Three Hogansville employees honored
Published 8:02 pm Wednesday, November 6, 2019
Three Hogansville employees were honored for their hard work and dedication to their jobs Monday night.
Hogansville’s water department technician DJ Swann was honored with employee of the month. This is the second employee to be honored with that honor after the city introduced the new award in October.
“His youthfulness has given him an edge with his colleagues; they have taken him under their wing as a young, inexperienced brother, which has paid off,” said Water Superintendent Joe Vidal. “He has been well-trained in water distribution and natural gas, handles disconnect and reconnects, tackles work orders with enthusiasm and any other assignment asked of him. D.J. handles water distribution related service calls on his own on weekends. When there is an after-hours emergency, we can rely on D.J. to be there day or night, even on weekends. I don’t think I have ever heard from him, ‘I can’t do I’ or ‘I am busy.’ He is well-mannered and a polite young man who is never afraid to ask for help or direction. We are proud to have him as a dedicated worker as part of the Hogansville Public Works team. He is worth his weight in gold.”

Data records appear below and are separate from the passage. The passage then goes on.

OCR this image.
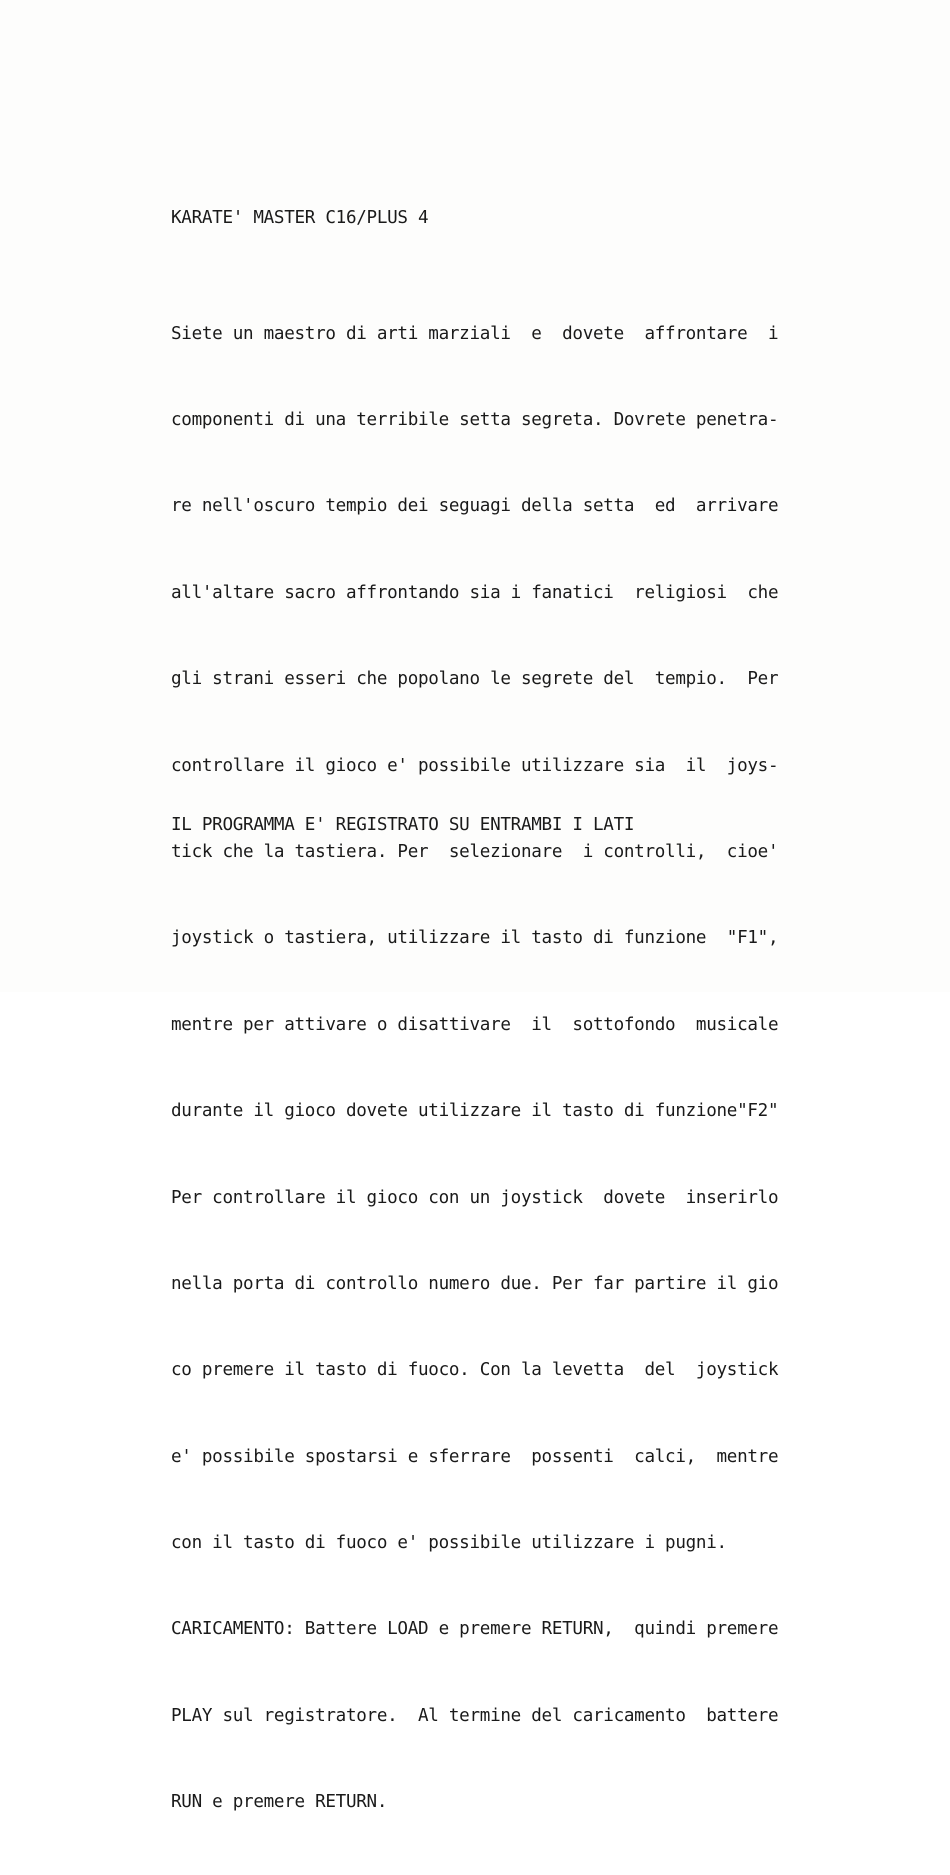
KARATE' MASTER C16/PLUS 4

Siete un maestro di arti marziali  e  dovete  affrontare  i

componenti di una terribile setta segreta. Dovrete penetra-

re nell'oscuro tempio dei seguagi della setta  ed  arrivare

all'altare sacro affrontando sia i fanatici  religiosi  che

gli strani esseri che popolano le segrete del  tempio.  Per

controllare il gioco e' possibile utilizzare sia  il  joys-

tick che la tastiera. Per  selezionare  i controlli,  cioe'

joystick o tastiera, utilizzare il tasto di funzione  "F1",

mentre per attivare o disattivare  il  sottofondo  musicale

durante il gioco dovete utilizzare il tasto di funzione"F2"

Per controllare il gioco con un joystick  dovete  inserirlo

nella porta di controllo numero due. Per far partire il gio

co premere il tasto di fuoco. Con la levetta  del  joystick

e' possibile spostarsi e sferrare  possenti  calci,  mentre

con il tasto di fuoco e' possibile utilizzare i pugni.

CARICAMENTO: Battere LOAD e premere RETURN,  quindi premere

PLAY sul registratore.  Al termine del caricamento  battere

RUN e premere RETURN.

IL PROGRAMMA E' REGISTRATO SU ENTRAMBI I LATI
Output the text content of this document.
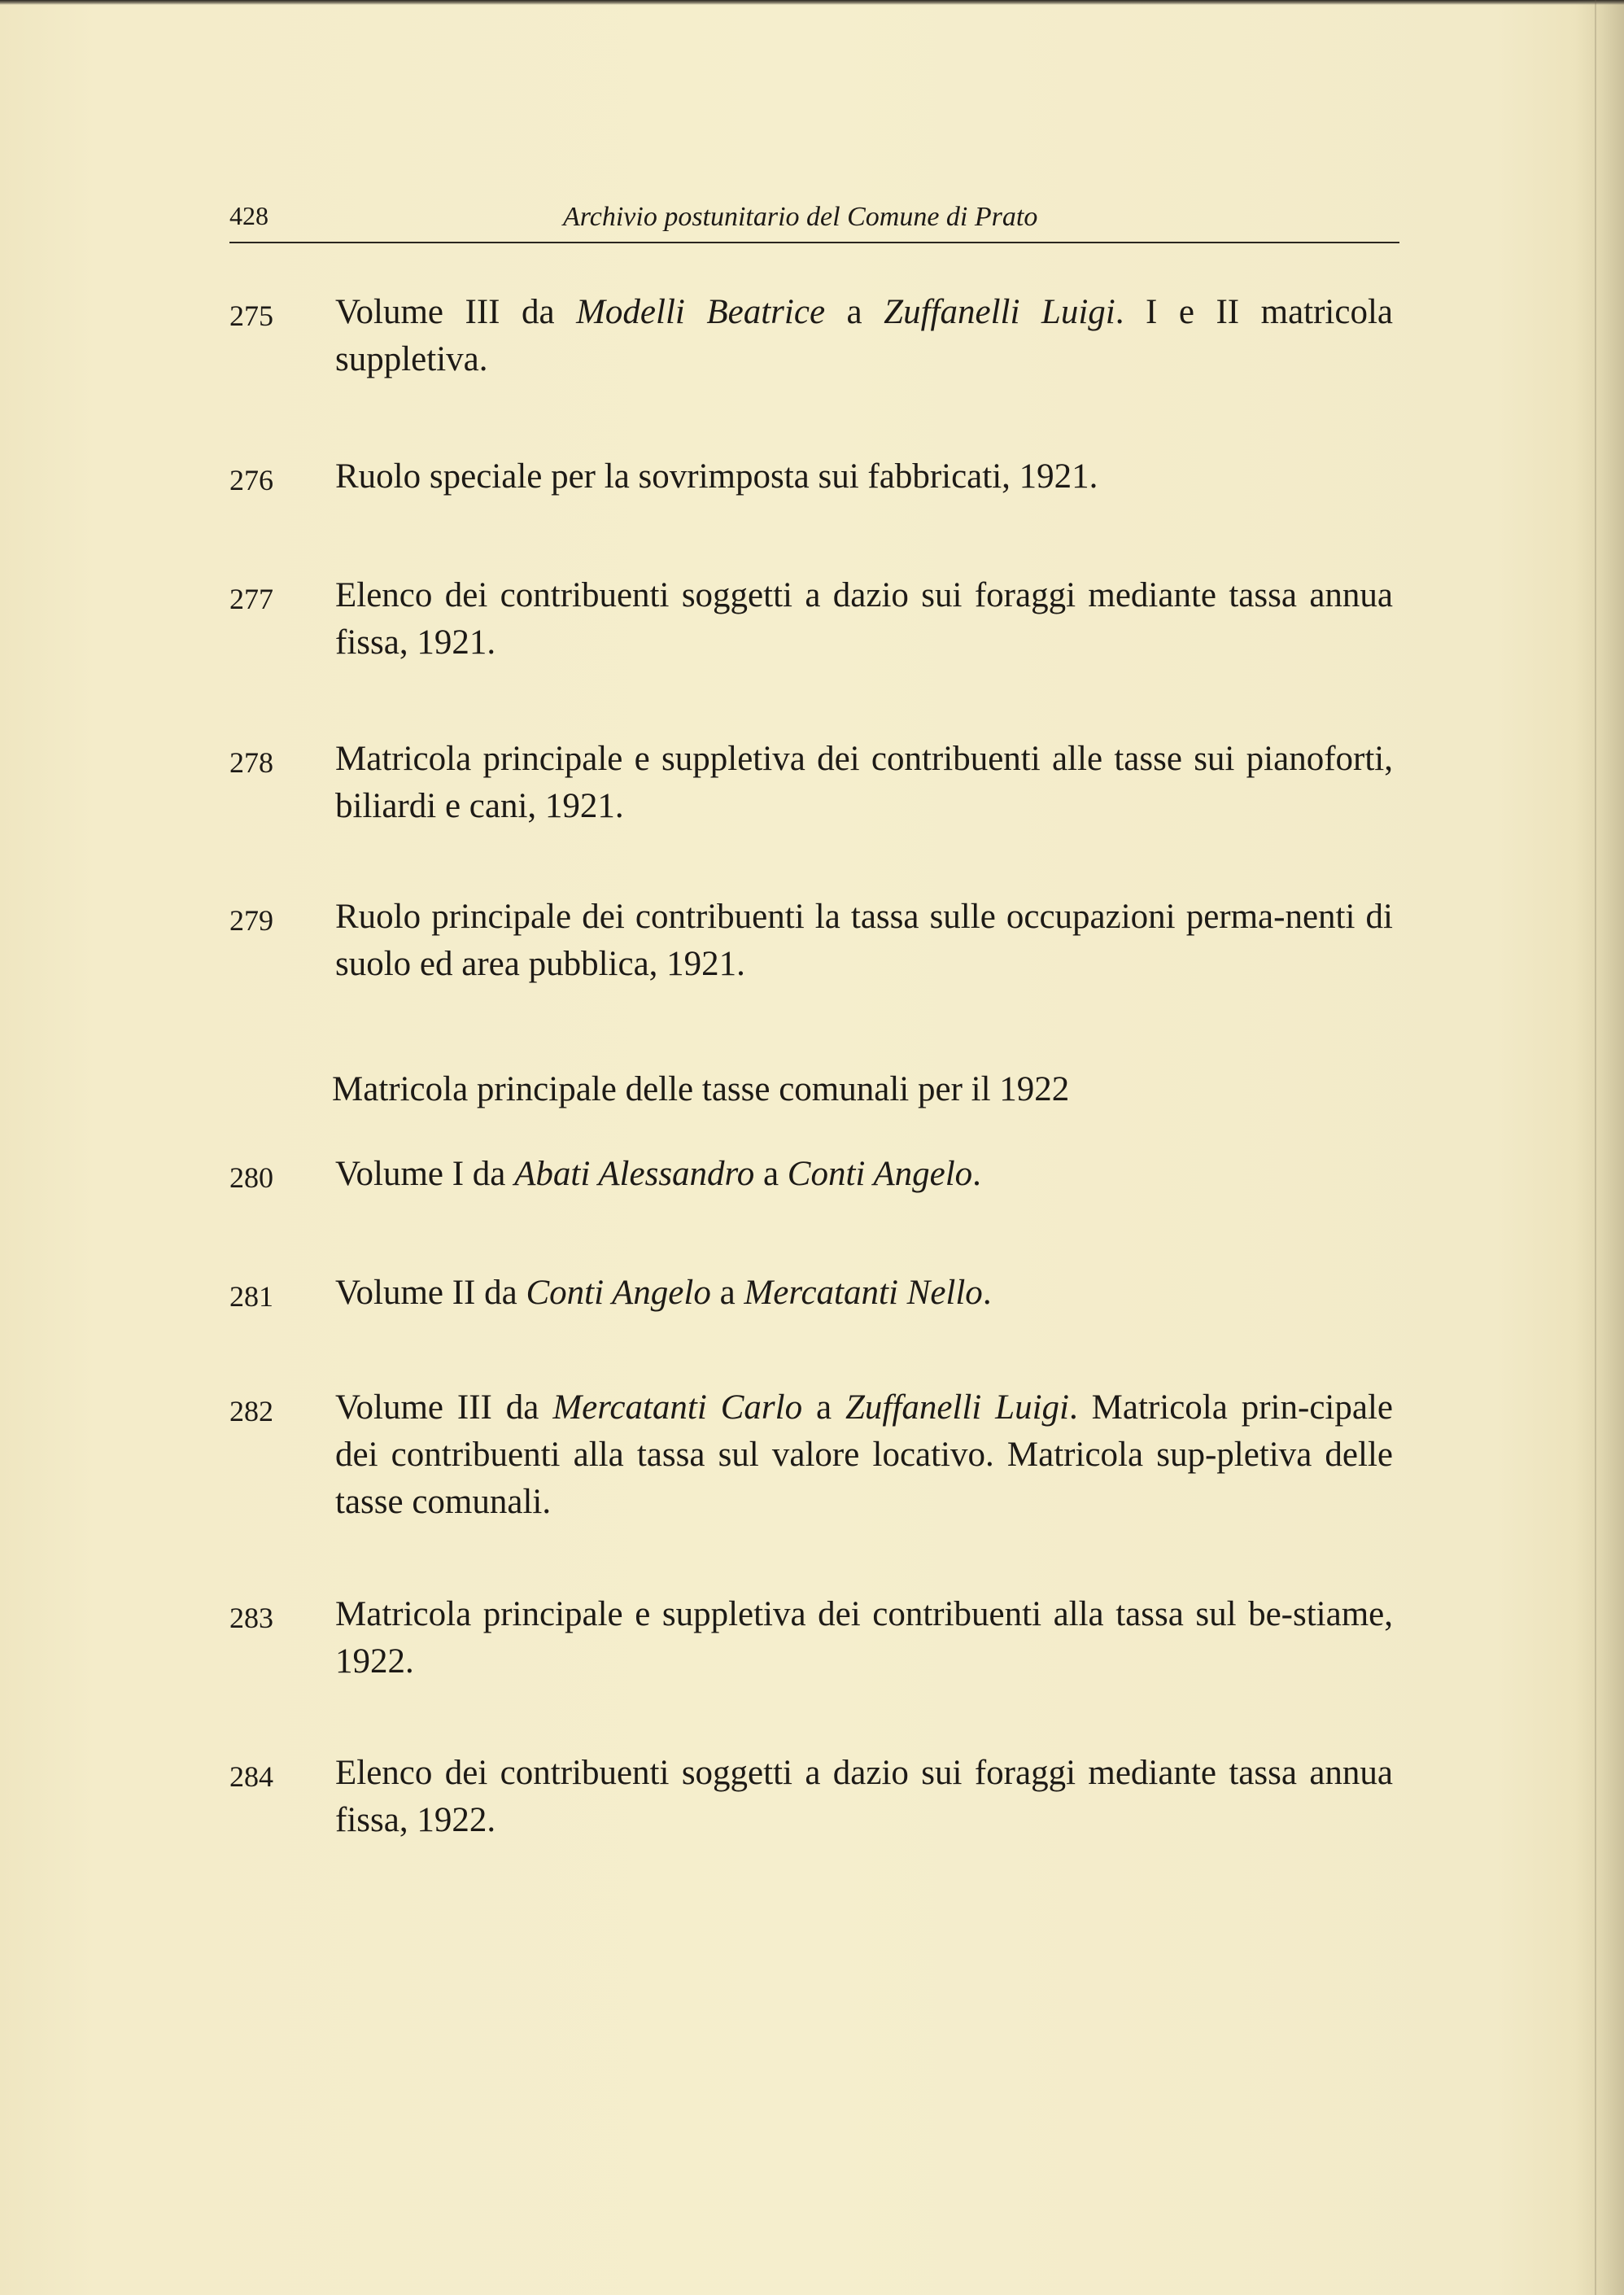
428	Archivio postunitario del Comune di Prato
275	Volume III da Modelli Beatrice a Zuffanelli Luigi. I e II matricola suppletiva.
276	Ruolo speciale per la sovrimposta sui fabbricati, 1921.
277	Elenco dei contribuenti soggetti a dazio sui foraggi mediante tassa annua fissa, 1921.
278	Matricola principale e suppletiva dei contribuenti alle tasse sui pianoforti, biliardi e cani, 1921.
279	Ruolo principale dei contribuenti la tassa sulle occupazioni perma-nenti di suolo ed area pubblica, 1921.
Matricola principale delle tasse comunali per il 1922
280	Volume I da Abati Alessandro a Conti Angelo.
281	Volume II da Conti Angelo a Mercatanti Nello.
282	Volume III da Mercatanti Carlo a Zuffanelli Luigi. Matricola prin-cipale dei contribuenti alla tassa sul valore locativo. Matricola sup-pletiva delle tasse comunali.
283	Matricola principale e suppletiva dei contribuenti alla tassa sul be-stiame, 1922.
284	Elenco dei contribuenti soggetti a dazio sui foraggi mediante tassa annua fissa, 1922.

City Clerk Lisa Kelly received the employee service award for her 15 years of service to the community as a certified municipal city clerk and certified planning commissioner.Waste Water Superintendent Mark Hammond also received an employee recognition award for recently attending a training and subsequently taking the state mandated examination to obtain his water distribution license.
In other action Monday, the council approved a bid from Crawford Grading and Pipeline for $60,903 with a $5,000 contingency allowance for sewer system collection failure at Yellowjacket Creek.
According to City Manager David Milliron, this project is stemmed from the sewer collapsing after heavy rain flooding in January 2016. It had been stabilized, but after further heavy rain, the pipe was washed out again and had to have another emergency repair.
“The issue is that it is still at risk,” said James Jones with Falcon Designs. “If you come to a large floor or a very large rainfall, it is very possible it will destabilize again. Moving forward the best option is to reroute the pipe to a safer location across the creek.”
Additional items discussed during the meeting:
- Milliron said in his report that there are five “hot spots” in Hogansville that members of the community use for illegal dumping of trash. “We’ve added video technology to each of those spots so there should be no more illegal dumping in those areas,” Milliron said.
- Mayor Bill Stankiewicz announced that the 2019 Hummingbird Festival brought in an excess of $87,000, which is a new high. He said that the previous high was $66,000.
- The City of Hogansville is asked to line Georgia Highway 54 (East Main Street) and Johnson Street as the escort enters Hogansville from Interstate 85 with the remains of Sgt. Billy Joe Maxwell, a soldier killed in action during the Korean war. In late 1950, Maxell was a member of Heavy Mortar Company, 31st Infantry Regiment, 7th Infantry Division. His unit was engaged in intense fighting with the Chinese People’s Volunteer Forces at near the Chosin Reservoir, North Korea. He was reported missing in action Nov. 30, 1950. Following the war, his remains could not be recovered until 2018 when North Korea returned his remains, along with others to President Donald Trump.